Winter is the season of chills and death. Of desperate winds and hungry cold. Of mysteriously beautiful snowy landscapes that grow brown and dirty and ugly too quickly. Winter is the season of slush and damp, bone-biting cold. It is the season of cars that won’t start, driveways that need to be cleared, and the longest months of the year.
Winter is a time when a trip to the grocery store takes a strong, willful act. A fifteen-minute trip to buy a few groceries, ends up taking an hour out of my day, and who knows how many hours out of my life.
So here it is, the end of August and autumn is just a few weeks away – and winter lies in wait. I know it, you know it, anyone who grew up here knows it. Oh they try to tell you they love winter. They even have ski racks on tops of their cars, but they don’t love winter, they love drinking by the fire in the ski lodge, after a few tumbles down the slopes. Don’t tell me they can’t wait to get back inside. They can’t fool me.
There’s nothing I can do about it. I’m not about to move to Ecuador, and Florida and Arizona are too crowded. Besides my roots are here – what an excuse. That does that mean? My roots are here? I am a person not a tree. I don’t have roots. I should pick up and move to Ecuador… where it is always summer.

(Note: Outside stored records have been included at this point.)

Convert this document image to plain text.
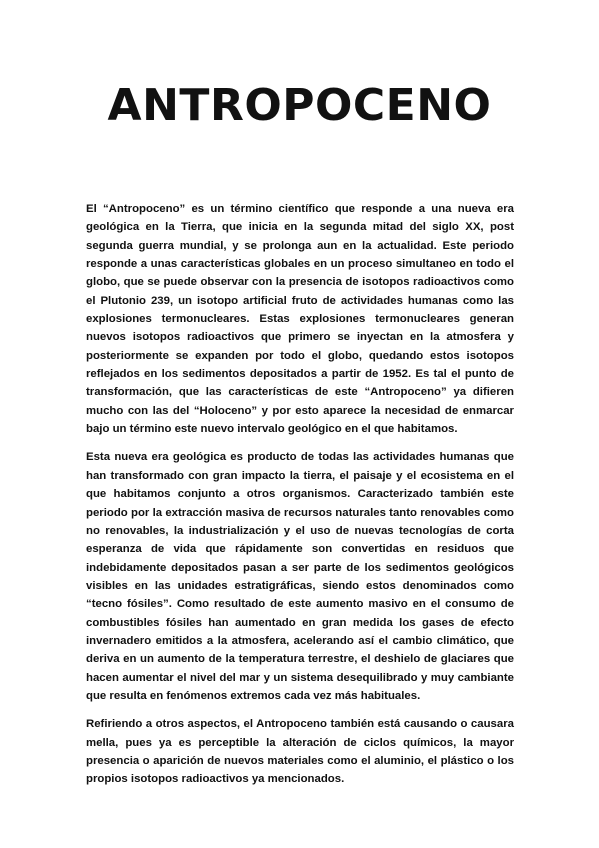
ANTROPOCENO

El “Antropoceno” es un término científico que responde a una nueva era geológica en la Tierra, que inicia en la segunda mitad del siglo XX, post segunda guerra mundial, y se prolonga aun en la actualidad. Este periodo responde a unas características globales en un proceso simultaneo en todo el globo, que se puede observar con la presencia de isotopos radioactivos como el Plutonio 239, un isotopo artificial fruto de actividades humanas como las explosiones termonucleares. Estas explosiones termonucleares generan nuevos isotopos radioactivos que primero se inyectan en la atmosfera y posteriormente se expanden por todo el globo, quedando estos isotopos reflejados en los sedimentos depositados a partir de 1952. Es tal el punto de transformación, que las características de este “Antropoceno” ya difieren mucho con las del “Holoceno” y por esto aparece la necesidad de enmarcar bajo un término este nuevo intervalo geológico en el que habitamos.

Esta nueva era geológica es producto de todas las actividades humanas que han transformado con gran impacto la tierra, el paisaje y el ecosistema en el que habitamos conjunto a otros organismos. Caracterizado también este periodo por la extracción masiva de recursos naturales tanto renovables como no renovables, la industrialización y el uso de nuevas tecnologías de corta esperanza de vida que rápidamente son convertidas en residuos que indebidamente depositados pasan a ser parte de los sedimentos geológicos visibles en las unidades estratigráficas, siendo estos denominados como “tecno fósiles”. Como resultado de este aumento masivo en el consumo de combustibles fósiles han aumentado en gran medida los gases de efecto invernadero emitidos a la atmosfera, acelerando así el cambio climático, que deriva en un aumento de la temperatura terrestre, el deshielo de glaciares que hacen aumentar el nivel del mar y un sistema desequilibrado y muy cambiante que resulta en fenómenos extremos cada vez más habituales.

Refiriendo a otros aspectos, el Antropoceno también está causando o causara mella, pues ya es perceptible la alteración de ciclos químicos, la mayor presencia o aparición de nuevos materiales como el aluminio, el plástico o los propios isotopos radioactivos ya mencionados.
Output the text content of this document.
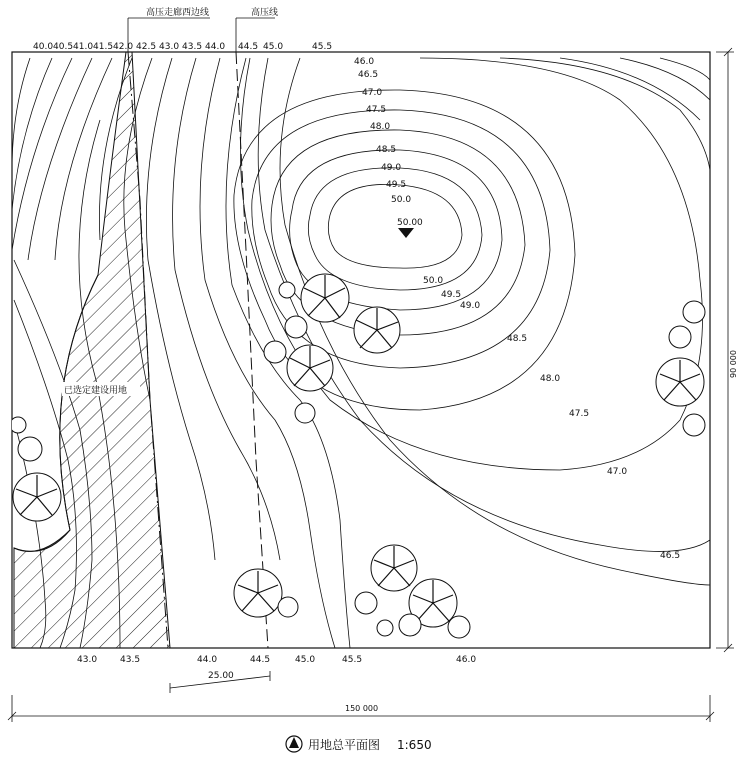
高压走廊西边线	高压线
40.0 40.5 41.0 41.5 42.0 42.5 43.0 43.5 44.0 44.5 45.0	45.5
46.0
46.5
47.0
47.5
48.0
48.5
49.0
49.5
50.0
50.00
50.0
49.5
49.0
48.5
48.0
47.5
47.0
46.5
43.0	43.5	44.0	44.5	45.0	45.5	46.0
已选定建设用地
25.00
150 000
90 000
用地总平面图 1:650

But I won’t. Even if I could I wouldn’t. I’d miss the seasons. I guess winter is necessary, just like darkness is necessary so we can the beauty of the stars. Without rain, would we appreciate the sun as much? It’s just too bad winter has to be twice as long as any other season. But without it, would I appreciate those tiny buds of spring and revel in the anticipation of summer that they bring? I don’t think so.
In what will seem like just a few minutes, the summer will have turned to autumn, and fiery beauty will create a magnificent world, if only for a short time. I will walk through the red and gold and yellow forests, with leaves falling on my head and crunching underfoot. I will breathe the fresh, clean, crisp air of autumn and be thankful that I am able to enjoy these precious moments.
And I’ll try hard not to think of the bitter winds and dead things that winter will bring. Before too long, those tiny green buds of spring will decorate the trees with an odd but beautiful light-green tint. And I will enjoy the anticipation of summer once again.
Seasons. Never fails. They sneak up on you, don’t they?